The dataset that launched a thousand chatbots
MultiWOZ is the standard benchmark for task-oriented dialogue systems—10k conversations across hotels, restaurants, trains, and more, with annotated belief states that track what the user actually wants.

What it does
MultiWOZ provides 10,000 human-human dialogues spanning multiple domains (hotel, restaurant, attraction, train, taxi, hospital, police). Each dialogue includes goals, user/system utterances, and belief states tracking slot values across turns. It’s designed to train and evaluate dialogue systems that must understand user intent, track state, and generate appropriate responses—typically split into train/test/dev sets with 1k examples each in validation and test.
The interesting bit
The dataset has been through three major corrections (2.0 → 2.1 by Amazon, 2.2 by Google), which tells you something about how messy real dialogue annotation is.
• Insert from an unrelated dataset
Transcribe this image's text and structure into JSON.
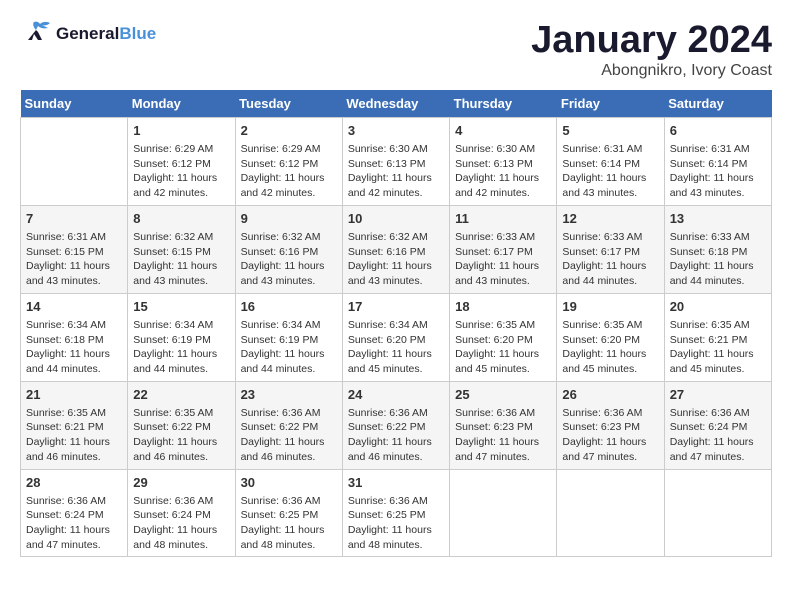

The README openly notes that “the goal sometimes was wrongly followed by the turkers” and that some dialogues weren’t finished—rare honesty in benchmark documentation. The joint accuracy metric includes ALL slots, so there’s nowhere to hide partial understanding.
Key highlights
- 3,406 single-domain + 7,032 multi-domain dialogues (up to 5 domains)
- Belief state structure:
semi(domain slots),book(booking slots),booked(confirmed booking) - Hospital and police domains excluded from validation/test sets for fair comparison
- System utterances only have manual dialogue-act annotations; user acts added heuristically in 2.1 via ConvLab
- Benchmark tables track DST progress from 15.57% joint accuracy (MDBT, 2018) to 63.79% (TOATOD, 2023) on 2.2
- Zero-shot LLM results now included (GPT-3.5, Codex) for comparison against fine-tuned models
Caveats
- No 1-to-1 mapping between dialogue acts and sentences
MUL/PMULvsSNG/SSNG/WOZfilename conventions are easy to mix up- Some evaluation scripts (like SimpleTOD’s) inflate scores by conflating
dontcareandnone
Verdict
Essential if you’re building or benchmarking task-oriented dialogue systems; skip if you’re doing open-domain chitchat or don’t want to wrestle with six-year-old data collection artifacts. The corrected 2.2 version is what you actually want to use.